Uitspraak
RECHTBANK DEN HAAG
Zittingsplaats Utrecht
Bestuursrecht
zaaknummer: AWB 19/8648
uitspraak van de voorzieningenrechter van 25 november 2020 op het verzoek om voorlopige voorziening in de zaak tussen
[verzoeker] , verzoeker
(gemachtigde: mr. J.A.P.F. Hoens),
en
de Staatssecretaris van Justitie en Veiligheid, verweerder.
Procesverloop
Bij besluit van 17 oktober 2019 (het primaire besluit) heeft verweerder de verblijfsvergunning van eiser ingetrokken en aan eiser een inreisverbod voor de duur van 10 jaar opgelegd.
Bij besluit van 3 maart 2020 (het bestreden besluit) heeft verweerder het bezwaar van verzoeker ongegrond verklaard.
Verzoeker heeft tegen het bestreden besluit beroep ingesteld. Verzoeker heeft de voorzieningenrechter verzocht om een voorlopige voorziening te treffen.
Per brief van 30 oktober 2020 heeft verweerder de rechtbank geïnformeerd dat hij het bestreden besluit heeft ingetrokken en dat hij opnieuw op het bezwaar van verzoeker zal beslissen.

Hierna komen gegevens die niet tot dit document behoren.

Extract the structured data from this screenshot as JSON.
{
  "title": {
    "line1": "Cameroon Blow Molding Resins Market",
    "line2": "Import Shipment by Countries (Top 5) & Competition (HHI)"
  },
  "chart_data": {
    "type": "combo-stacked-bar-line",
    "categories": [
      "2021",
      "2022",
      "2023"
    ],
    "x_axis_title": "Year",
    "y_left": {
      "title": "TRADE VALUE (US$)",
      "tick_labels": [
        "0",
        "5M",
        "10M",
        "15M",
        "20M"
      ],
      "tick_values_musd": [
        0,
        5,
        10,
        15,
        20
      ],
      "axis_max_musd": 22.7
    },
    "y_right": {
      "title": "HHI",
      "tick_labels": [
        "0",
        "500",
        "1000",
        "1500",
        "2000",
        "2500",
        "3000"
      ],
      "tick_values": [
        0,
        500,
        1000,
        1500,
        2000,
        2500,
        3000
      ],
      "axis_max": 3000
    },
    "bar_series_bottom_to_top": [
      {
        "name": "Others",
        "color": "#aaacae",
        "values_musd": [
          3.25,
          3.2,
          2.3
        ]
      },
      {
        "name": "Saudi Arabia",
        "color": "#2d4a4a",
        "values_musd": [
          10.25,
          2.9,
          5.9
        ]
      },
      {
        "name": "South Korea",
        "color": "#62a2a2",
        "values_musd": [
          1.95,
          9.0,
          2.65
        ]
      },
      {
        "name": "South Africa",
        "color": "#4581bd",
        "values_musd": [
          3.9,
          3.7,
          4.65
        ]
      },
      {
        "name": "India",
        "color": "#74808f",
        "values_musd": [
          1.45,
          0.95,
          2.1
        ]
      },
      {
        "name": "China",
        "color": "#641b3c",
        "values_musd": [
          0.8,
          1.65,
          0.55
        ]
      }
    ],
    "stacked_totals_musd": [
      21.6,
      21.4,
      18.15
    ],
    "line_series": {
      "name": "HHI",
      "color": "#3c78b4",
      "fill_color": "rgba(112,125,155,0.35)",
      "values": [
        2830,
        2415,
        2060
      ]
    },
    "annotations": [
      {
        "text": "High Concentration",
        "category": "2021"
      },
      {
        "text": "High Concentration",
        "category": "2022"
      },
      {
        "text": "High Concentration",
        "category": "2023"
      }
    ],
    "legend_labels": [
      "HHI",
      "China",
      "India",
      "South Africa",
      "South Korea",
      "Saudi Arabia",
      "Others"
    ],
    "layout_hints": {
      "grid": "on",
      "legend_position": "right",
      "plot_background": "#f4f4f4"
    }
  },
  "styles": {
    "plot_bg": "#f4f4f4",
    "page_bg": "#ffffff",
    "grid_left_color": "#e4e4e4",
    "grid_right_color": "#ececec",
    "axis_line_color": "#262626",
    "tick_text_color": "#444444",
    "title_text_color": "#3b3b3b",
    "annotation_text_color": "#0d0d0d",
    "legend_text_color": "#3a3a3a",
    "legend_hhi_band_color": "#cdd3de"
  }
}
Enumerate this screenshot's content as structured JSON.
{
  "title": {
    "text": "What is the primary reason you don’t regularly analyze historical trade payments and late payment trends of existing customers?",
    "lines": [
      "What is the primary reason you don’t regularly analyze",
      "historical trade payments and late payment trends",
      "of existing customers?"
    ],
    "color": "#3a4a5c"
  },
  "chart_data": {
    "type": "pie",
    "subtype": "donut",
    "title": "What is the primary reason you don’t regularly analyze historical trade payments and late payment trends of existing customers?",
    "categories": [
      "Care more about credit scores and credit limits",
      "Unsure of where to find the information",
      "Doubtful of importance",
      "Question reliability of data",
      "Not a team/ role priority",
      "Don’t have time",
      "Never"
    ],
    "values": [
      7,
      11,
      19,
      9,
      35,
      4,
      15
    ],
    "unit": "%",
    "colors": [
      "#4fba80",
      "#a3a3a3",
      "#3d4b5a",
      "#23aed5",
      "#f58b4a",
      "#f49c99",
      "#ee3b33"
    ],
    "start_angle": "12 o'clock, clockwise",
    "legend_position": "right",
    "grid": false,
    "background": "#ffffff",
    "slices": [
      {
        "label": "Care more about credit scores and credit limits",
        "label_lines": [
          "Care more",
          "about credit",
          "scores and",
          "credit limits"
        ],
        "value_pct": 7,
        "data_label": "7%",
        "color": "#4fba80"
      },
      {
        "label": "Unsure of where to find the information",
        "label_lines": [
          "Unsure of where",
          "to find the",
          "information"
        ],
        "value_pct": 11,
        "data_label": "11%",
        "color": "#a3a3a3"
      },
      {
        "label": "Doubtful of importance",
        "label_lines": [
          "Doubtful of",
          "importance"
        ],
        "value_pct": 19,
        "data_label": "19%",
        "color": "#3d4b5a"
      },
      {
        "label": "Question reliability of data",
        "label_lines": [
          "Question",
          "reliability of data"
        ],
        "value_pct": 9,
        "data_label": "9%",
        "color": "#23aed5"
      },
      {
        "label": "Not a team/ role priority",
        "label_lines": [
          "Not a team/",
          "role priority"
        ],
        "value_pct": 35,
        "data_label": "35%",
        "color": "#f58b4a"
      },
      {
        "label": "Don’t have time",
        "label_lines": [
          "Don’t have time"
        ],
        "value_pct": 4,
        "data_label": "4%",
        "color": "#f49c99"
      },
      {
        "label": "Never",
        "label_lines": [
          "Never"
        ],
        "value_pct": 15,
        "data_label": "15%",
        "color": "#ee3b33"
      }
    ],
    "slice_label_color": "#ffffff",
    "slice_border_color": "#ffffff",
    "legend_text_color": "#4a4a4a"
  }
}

Als reactie hierop heeft verzoeker het beroep tegen het bestreden besluit ingetrokken.
Bij besluit van 11 november 2020 heeft verweerder opnieuw op het bezwaar van verzoeker beslist.
Overwegingen
1. Op grond van artikel 8:83, derde lid, van de Algemene wet bestuursrecht (Awb) kan de voorzieningenrechter uitspraak doen zonder dat partijen zijn uitgenodigd om op een zitting te verschijnen, indien de voorzieningenrechter kennelijk onbevoegd is of het verzoek kennelijk niet-ontvankelijk, kennelijk ongegrond of kennelijk gegrond is.
2. Op grond van artikel 8:81 van de Awb kan, indien tegen een besluit bij de rechtbank beroep is ingesteld dan wel, voorafgaand aan een mogelijk beroep bij de rechtbank, bezwaar
is gemaakt of administratief beroep is ingesteld, de voorzieningenrechter van de rechtbank die bevoegd is of kan worden in de hoofdzaak, op verzoek een voorlopige voorziening treffen indien onverwijlde spoed, gelet op de betrokken belangen, dat vereist.
3. Naar aanleiding van het bestreden besluit van 11 november 2020 is namens de voorzieningenrechter aan verzoeker gevraagd of hij tegen dat besluit beroep heeft ingediend.
Op 24 november 2020 heeft verzoekers gemachtigde telefonisch medegedeeld dat hij geen beroep heeft ingediend tegen het besluit van 11 november 2020.
4. De voorzieningenrechter stelt vast dat er geen beroep is ingediend tegen het besluit van
11 november 2020 en dat er derhalve geen connexe bodemprocedure is. Alleen als dat wel het geval is, kan iemand een verzoek om voorlopige voorziening doen. Het verzoek wordt daarom met toepassing van artikel 8:83, derde lid, van de Awb zonder onderzoek ter zitting niet-ontvankelijk verklaard.
Beslissing
De voorzieningenrechter verklaart het verzoek om voorlopige voorziening niet-ontvankelijk.
Deze uitspraak is gedaan door mr. M. Eversteijn, voorzieningenrechter, in aanwezigheid van mr. E. de Jong, griffier. De beslissing is uitgesproken op 25 november 2020 en zal openbaar worden gemaakt door publicatie op rechtspraak.nl.
De voorzieningenrechter is verhinderd de uitspraak te ondertekenen.
griffier voorzieningenrechter
Afschrift verzonden aan partijen op:
Rechtsmiddel
Tegen deze uitspraak staat geen rechtsmiddel open.